21st-century version of Silk Road
The keynote speech by Chinese Premier Xi Jinping during the opening ceremony of the first ever OBOR (One Belt One Road) summit held in Beijing recently contained an outline of the financial offers for infrastructure development along the OBOR map. Indeed, he upped the mercury by announcing a further USD 14.5 billion to the fund and the summit is being attended by heads of states of 29 countries including Russia, Turkey and Pakistan. Most conspicuous is the absence of India. As an article in The Economic Times (India) stated,"OBOR in its current form encompasses all of South Asia sans India and Bhutan and enhances strategic heft in the same countries where India also has huge stakes including connectivity initiatives and infrastructure projects launched during past three years."
That notwithstanding, representatives from 80 countries, both senior and not-so-senior officials are attending the summit because OBOR promises to be as big, if not bigger than the Marshall plan rolled out after World War II (for the reconstruction of devastated Europe). The fear in many capitals of the West is that with a budget of around USD 124 billion for the purposes of boosting infrastructure (money sorely needed by emerging economies like Bangladesh), the balance of economic power will shift squarely to Beijing. We will have to wait and see if that is truly the case, but for the moment, countries like Bangladesh are keeping an open eye to see what is on offer.
The buzz word making the rounds remains "financial inclusivity". As President Xi pointed out "no matter if they are from Asia and Europe, or Africa or the Americas, they are all cooperative partners in building the Belt and Road." One can understand Indian scepticism about OBOR, especially in light of the fact that the USD 55 billion China-Pakistan Economic Corridor runs through some disputed territory and will in effect; help transform the economic landscape of its arch rival. This time round, the world's premier lending bodies did not skip the meet. As pointed out by Reuters "leaders from 29 countries attended the forum, as well as the heads of the United Nations, International Monetary Fund and World Bank. Britain's finance minister told the summit his country was a 'natural partner' in the new Silk Road."
OBOR promises to plug some of the gaps in infrastructure financing that developing countries need in Asia. For Bangladesh, the appeal is obvious. The idea of replicating the China experience, even at a much scaled down version, is hardly lost upon anyone. We have taken the first baby steps in setting up of an EPZ for Chinese investment. Indeed, as pointed out by Professor of International Affairs of Renmin University of China Wange Yiwei, Bangladesh may indeed be one of the first beneficiaries of special finance. "Bangladesh is one of the first choices for Chinese investors. That's why many Chinese entrepreneurs are engaged in many mega infrastructural projects in Bangladesh like Padma Bridge."
Given our bitter experience over alleged graft on the Padma Bridge project that set our infrastructure and connectivity plans back several years, Chinese involvement in financing (and construction) comes as a much welcome relief — financing without political strings attached.
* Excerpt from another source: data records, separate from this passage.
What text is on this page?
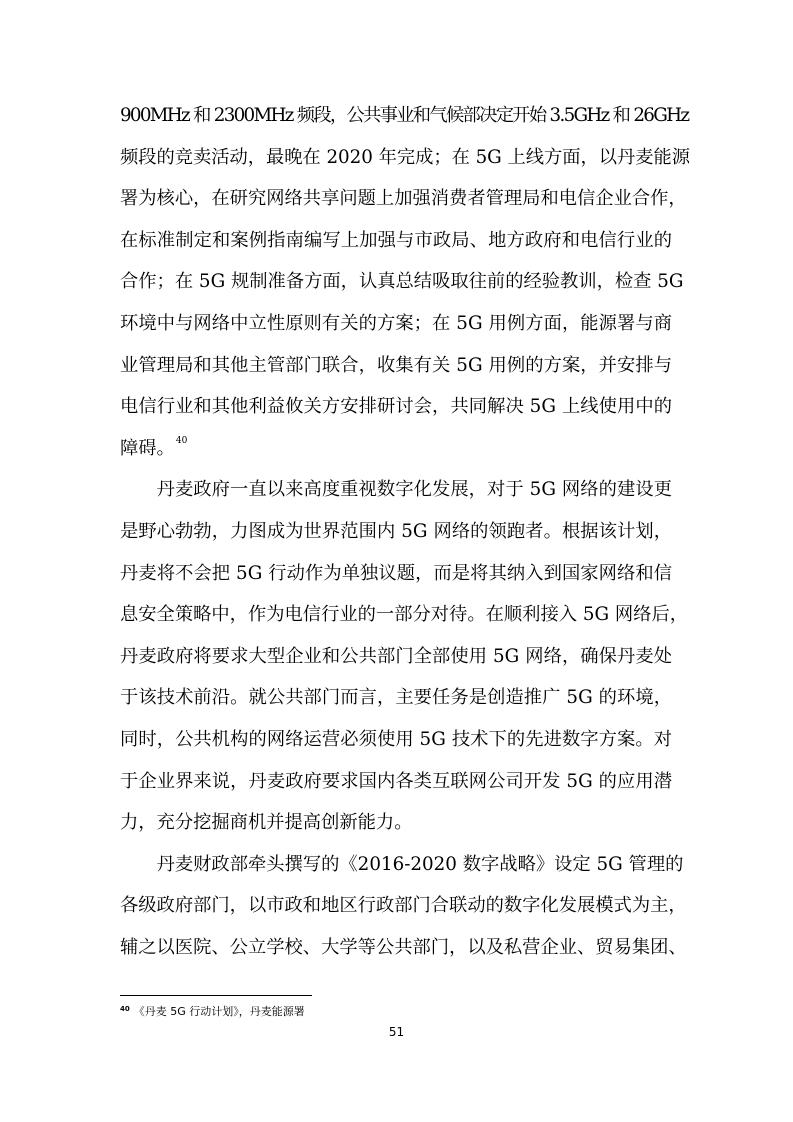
900MHz 和 2300MHz 频段，公共事业和气候部决定开始 3.5GHz 和 26GHz
频段的竞卖活动，最晚在 2020 年完成；在 5G 上线方面，以丹麦能源
署为核心，在研究网络共享问题上加强消费者管理局和电信企业合作，
在标准制定和案例指南编写上加强与市政局、地方政府和电信行业的
合作；在 5G 规制准备方面，认真总结吸取往前的经验教训，检查 5G
环境中与网络中立性原则有关的方案；在 5G 用例方面，能源署与商
业管理局和其他主管部门联合，收集有关 5G 用例的方案，并安排与
电信行业和其他利益攸关方安排研讨会，共同解决 5G 上线使用中的
障碍。40
丹麦政府一直以来高度重视数字化发展，对于 5G 网络的建设更
是野心勃勃，力图成为世界范围内 5G 网络的领跑者。根据该计划，
丹麦将不会把 5G 行动作为单独议题，而是将其纳入到国家网络和信
息安全策略中，作为电信行业的一部分对待。在顺利接入 5G 网络后，
丹麦政府将要求大型企业和公共部门全部使用 5G 网络，确保丹麦处
于该技术前沿。就公共部门而言，主要任务是创造推广 5G 的环境，
同时，公共机构的网络运营必须使用 5G 技术下的先进数字方案。对
于企业界来说，丹麦政府要求国内各类互联网公司开发 5G 的应用潜
力，充分挖掘商机并提高创新能力。
丹麦财政部牵头撰写的《2016-2020 数字战略》设定 5G 管理的
各级政府部门，以市政和地区行政部门合联动的数字化发展模式为主，
辅之以医院、公立学校、大学等公共部门，以及私营企业、贸易集团、
40 《丹麦 5G 行动计划》，丹麦能源署
51
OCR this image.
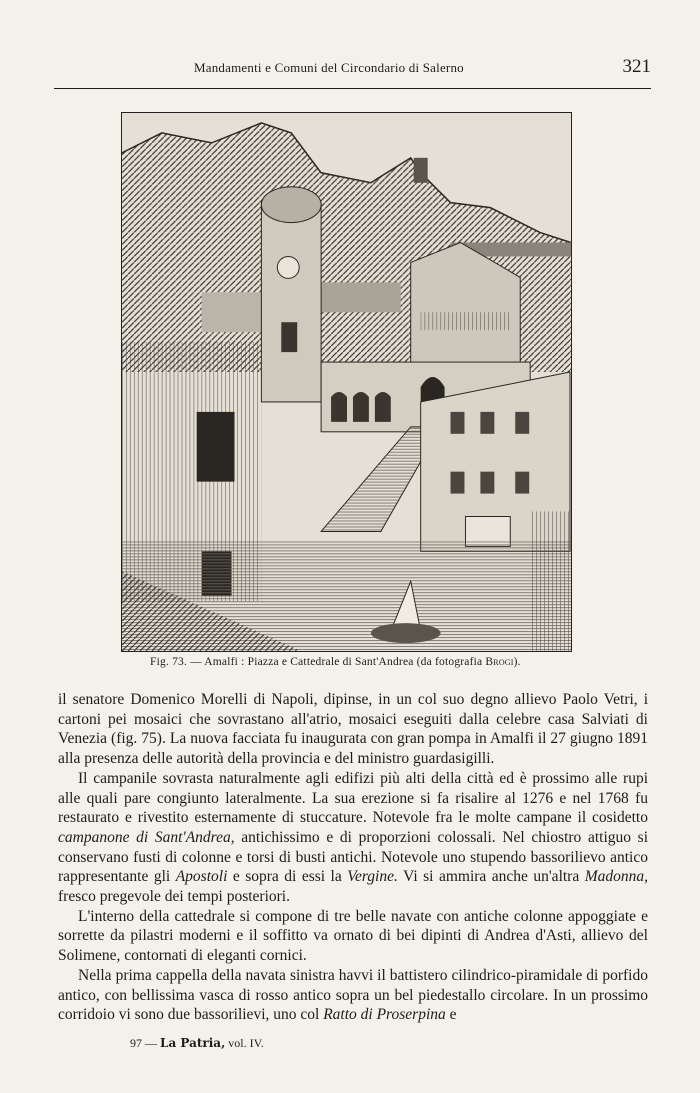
Mandamenti e Comuni del Circondario di Salerno	321
Fig. 73. — Amalfi : Piazza e Cattedrale di Sant'Andrea (da fotografia Brogi).

il senatore Domenico Morelli di Napoli, dipinse, in un col suo degno allievo Paolo Vetri, i cartoni pei mosaici che sovrastano all'atrio, mosaici eseguiti dalla celebre casa Salviati di Venezia (fig. 75). La nuova facciata fu inaugurata con gran pompa in Amalfi il 27 giugno 1891 alla presenza delle autorità della provincia e del ministro guardasigilli.

Il campanile sovrasta naturalmente agli edifizi più alti della città ed è prossimo alle rupi alle quali pare congiunto lateralmente. La sua erezione si fa risalire al 1276 e nel 1768 fu restaurato e rivestito esternamente di stuccature. Notevole fra le molte campane il cosidetto campanone di Sant'Andrea, antichissimo e di proporzioni colossali. Nel chiostro attiguo si conservano fusti di colonne e torsi di busti antichi. Notevole uno stupendo bassorilievo antico rappresentante gli Apostoli e sopra di essi la Vergine. Vi si ammira anche un'altra Madonna, fresco pregevole dei tempi posteriori.

L'interno della cattedrale si compone di tre belle navate con antiche colonne appoggiate e sorrette da pilastri moderni e il soffitto va ornato di bei dipinti di Andrea d'Asti, allievo del Solimene, contornati di eleganti cornici.

Nella prima cappella della navata sinistra havvi il battistero cilindrico-piramidale di porfido antico, con bellissima vasca di rosso antico sopra un bel piedestallo circolare. In un prossimo corridoio vi sono due bassorilievi, uno col Ratto di Proserpina e

97 — La Patria, vol. IV.
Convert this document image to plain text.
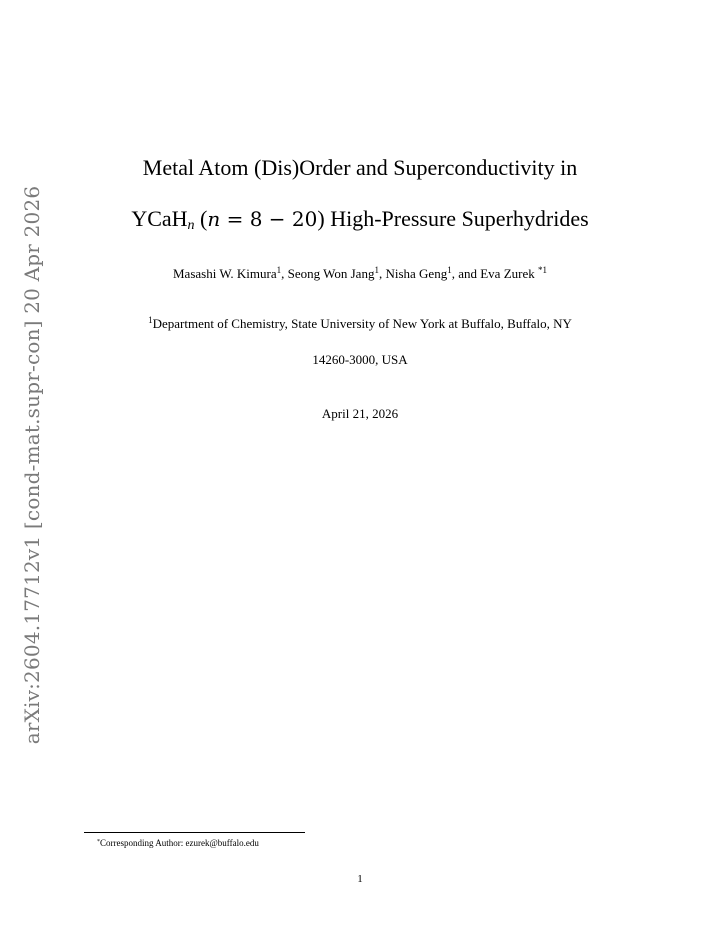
arXiv:2604.17712v1 [cond-mat.supr-con] 20 Apr 2026
Metal Atom (Dis)Order and Superconductivity in
YCaH$_n$ (n = 8 − 20) High-Pressure Superhydrides
Masashi W. Kimura$^1$, Seong Won Jang$^1$, Nisha Geng$^1$, and Eva Zurek $^{*1}$
$^1$Department of Chemistry, State University of New York at Buffalo, Buffalo, NY
14260-3000, USA
April 21, 2026
*Corresponding Author: ezurek@buffalo.edu
1
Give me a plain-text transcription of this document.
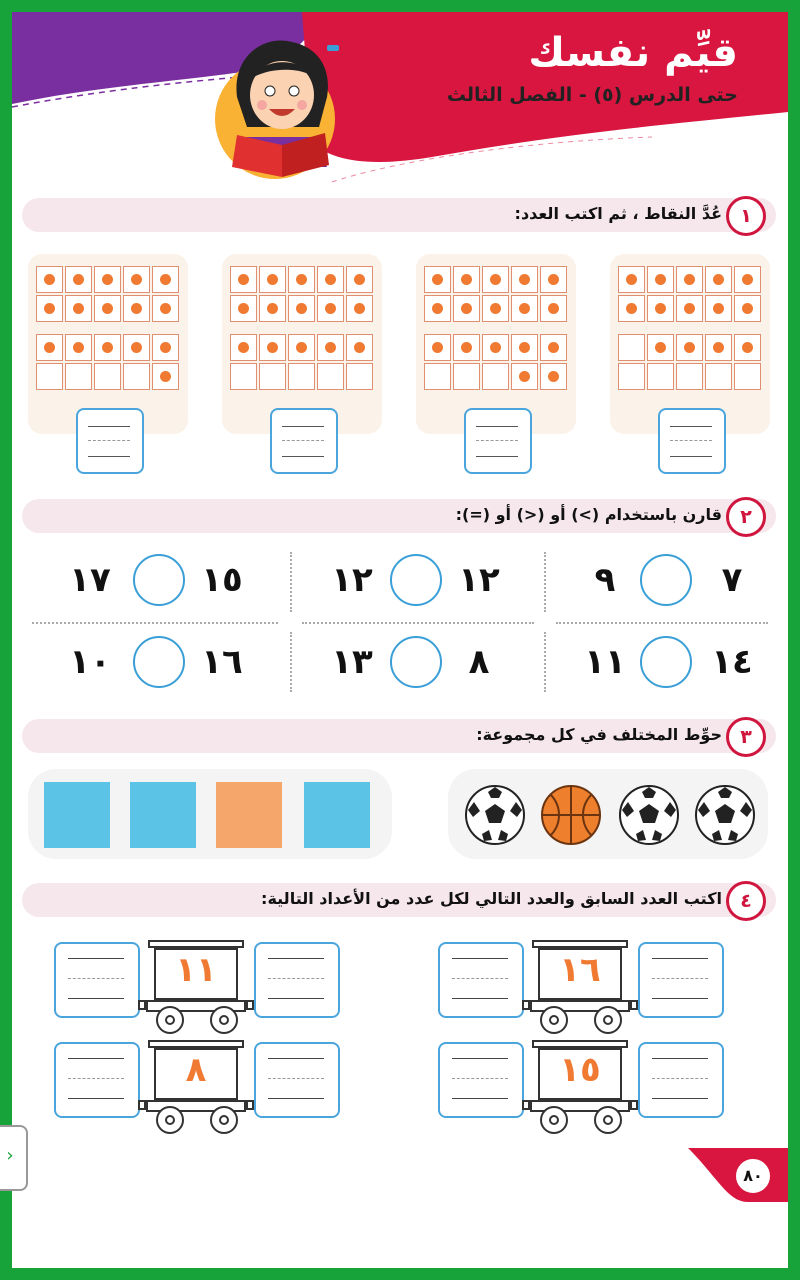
قيِّم نفسك
حتى الدرس (٥) - الفصل الثالث
١
عُدَّ النقاط ، ثم اكتب العدد:
٢
قارن باستخدام (>) أو (<) أو (=):
١٧	١٥	١٢	١٢	٩	٧
١٠	١٦	١٣	٨	١١	١٤
٣
حوِّط المختلف في كل مجموعة:
٤
اكتب العدد السابق والعدد التالي لكل عدد من الأعداد التالية:
٨٠
›
١١	١٦
٨	١٥
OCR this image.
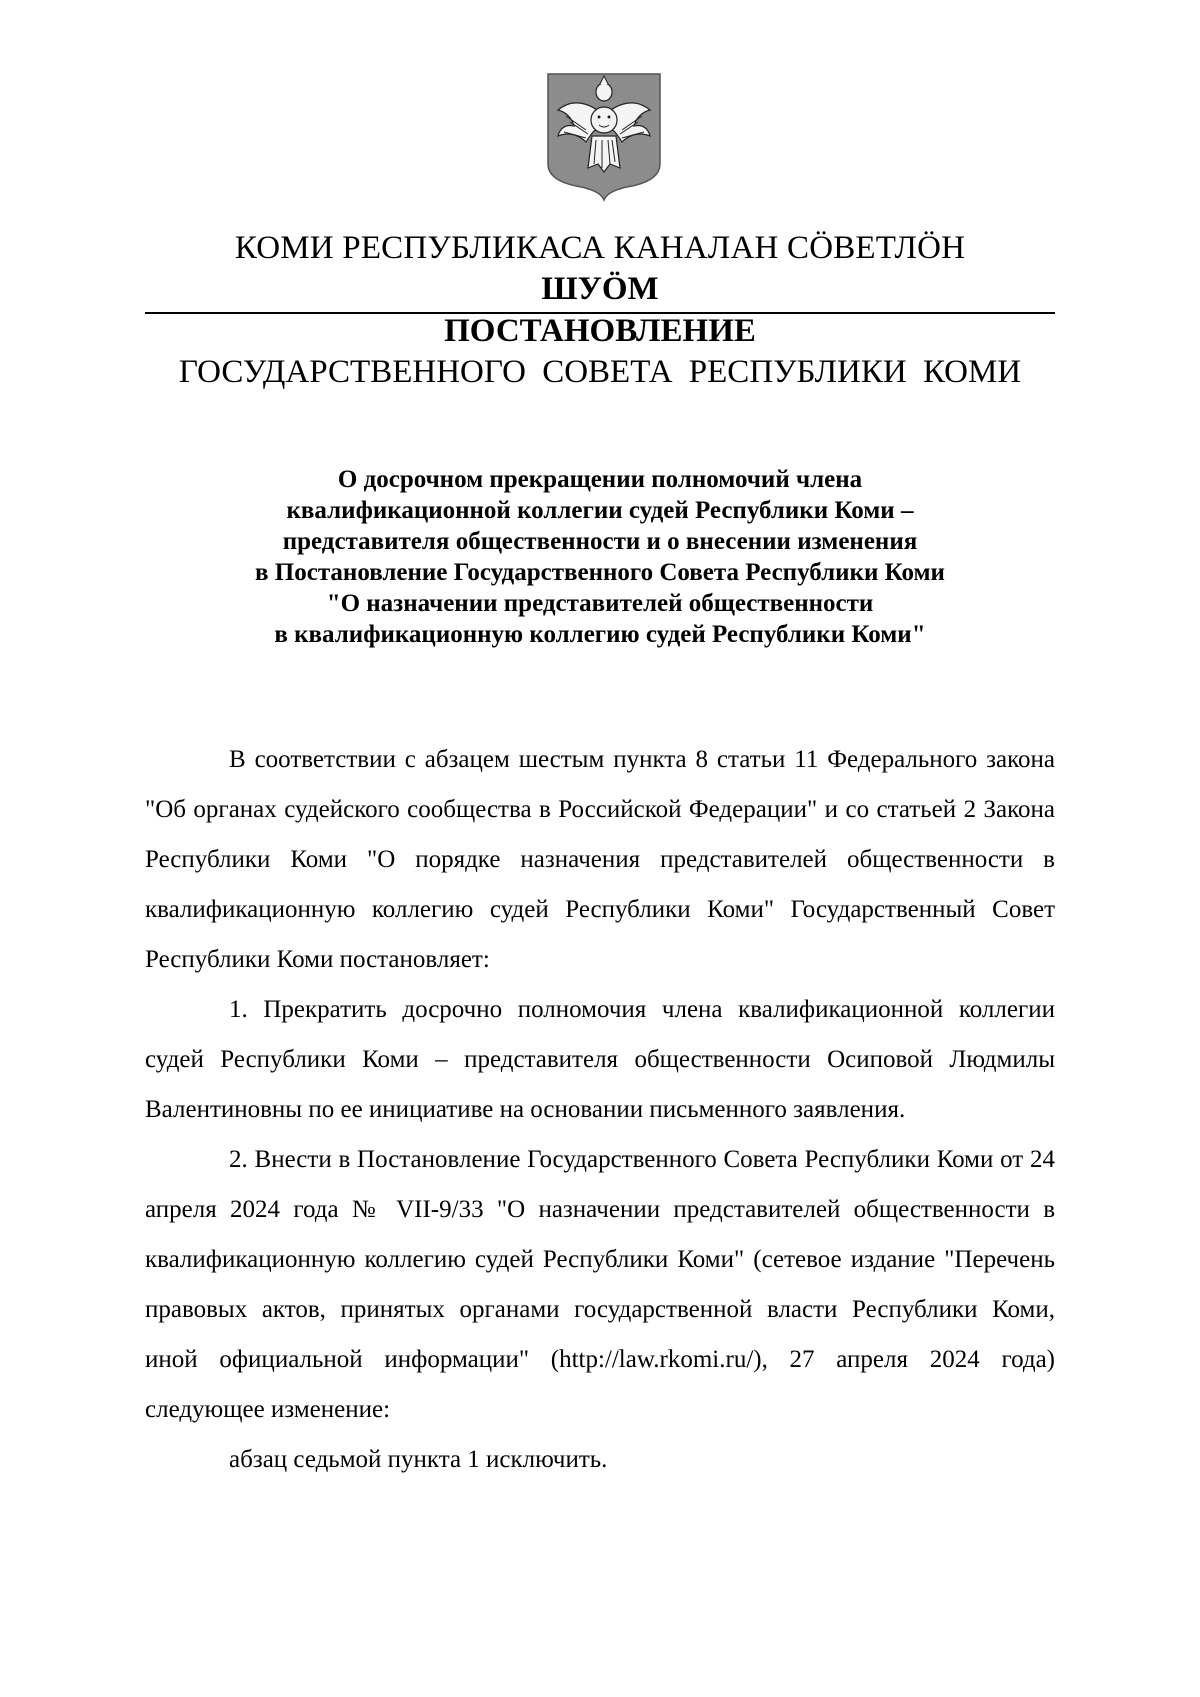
КОМИ РЕСПУБЛИКАСА КАНАЛАН СӦВЕТЛӦН
ШУӦМ
ПОСТАНОВЛЕНИЕ
ГОСУДАРСТВЕННОГО СОВЕТА РЕСПУБЛИКИ КОМИ
О досрочном прекращении полномочий члена
квалификационной коллегии судей Республики Коми –
представителя общественности и о внесении изменения
в Постановление Государственного Совета Республики Коми
"О назначении представителей общественности
в квалификационную коллегию судей Республики Коми"

В соответствии с абзацем шестым пункта 8 статьи 11 Федерального закона "Об органах судейского сообщества в Российской Федерации" и со статьей 2 Закона Республики Коми "О порядке назначения представителей общественности в квалификационную коллегию судей Республики Коми" Государственный Совет Республики Коми постановляет:

1. Прекратить досрочно полномочия члена квалификационной коллегии судей Республики Коми – представителя общественности Осиповой Людмилы Валентиновны по ее инициативе на основании письменного заявления.

2. Внести в Постановление Государственного Совета Республики Коми от 24 апреля 2024 года № VII-9/33 "О назначении представителей общественности в квалификационную коллегию судей Республики Коми" (сетевое издание "Перечень правовых актов, принятых органами государственной власти Республики Коми, иной официальной информации" (http://law.rkomi.ru/), 27 апреля 2024 года) следующее изменение:

абзац седьмой пункта 1 исключить.
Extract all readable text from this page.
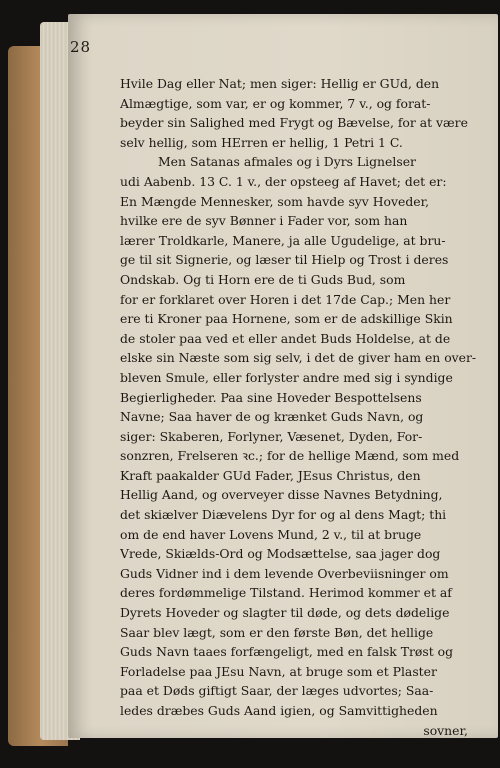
28
Hvile Dag eller Nat; men siger: Hellig er GUd, den
Almægtige, som var, er og kommer, 7 v., og forat-
beyder sin Salighed med Frygt og Bævelse, for at være
selv hellig, som HErren er hellig, 1 Petri 1 C.
Men Satanas afmales og i Dyrs Lignelser
udi Aabenb. 13 C. 1 v., der opsteeg af Havet; det er:
En Mængde Mennesker, som havde syv Hoveder,
hvilke ere de syv Bønner i Fader vor, som han
lærer Troldkarle, Manere, ja alle Ugudelige, at bru-
ge til sit Signerie, og læser til Hielp og Trost i deres
Ondskab. Og ti Horn ere de ti Guds Bud, som
for er forklaret over Horen i det 17de Cap.; Men her
ere ti Kroner paa Hornene, som er de adskillige Skin
de stoler paa ved et eller andet Buds Holdelse, at de
elske sin Næste som sig selv, i det de giver ham en over-
bleven Smule, eller forlyster andre med sig i syndige
Begierligheder. Paa sine Hoveder Bespottelsens
Navne; Saa haver de og krænket Guds Navn, og
siger: Skaberen, Forlyner, Væsenet, Dyden, For-
sonzren, Frelseren ꝛc.; for de hellige Mænd, som med
Kraft paakalder GUd Fader, JEsus Christus, den
Hellig Aand, og overveyer disse Navnes Betydning,
det skiælver Diævelens Dyr for og al dens Magt; thi
om de end haver Lovens Mund, 2 v., til at bruge
Vrede, Skiælds-Ord og Modsættelse, saa jager dog
Guds Vidner ind i dem levende Overbeviisninger om
deres fordømmelige Tilstand. Herimod kommer et af
Dyrets Hoveder og slagter til døde, og dets dødelige
Saar blev lægt, som er den første Bøn, det hellige
Guds Navn taaes forfængeligt, med en falsk Trøst og
Forladelse paa JEsu Navn, at bruge som et Plaster
paa et Døds giftigt Saar, der læges udvortes; Saa-
ledes dræbes Guds Aand igien, og Samvittigheden
sovner,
In fact, that is perhaps one of the biggest selling points of the Chinese-led Asian Infrastructure Investment Bank (AIIB) which, according to the Chinese premier hopes to forge a path based on "inclusiveness" and "free trade" as opposed to "diplomatic power games". These are what policymakers of the developing countries have been waiting to hear for decades and only time will tell whether Chinese stewardship of AIIB and the OBOR initiative is truly devoid of the power games we have been witness to for years.
OBOR and the advent of AIIB present Bangladesh with unique opportunities. The country's communications infrastructure requires billions of dollars' of investments to upgrade and we would be wise to stay out of regional rivalries that are a natural phenomenon in global politics. At the end of the day, Bangladesh will have to provide millions of jobs to the vast majority of its population (two-thirds of the population is aged below 30) and those will have to come through industry in the coming decades. If we are really serious about building Bangladesh as a regional hub for trade and commerce, then those billions will come in very handy and being linked to OBOR can only help us get there faster.
The writer is Assistant Editor, The Daily Star.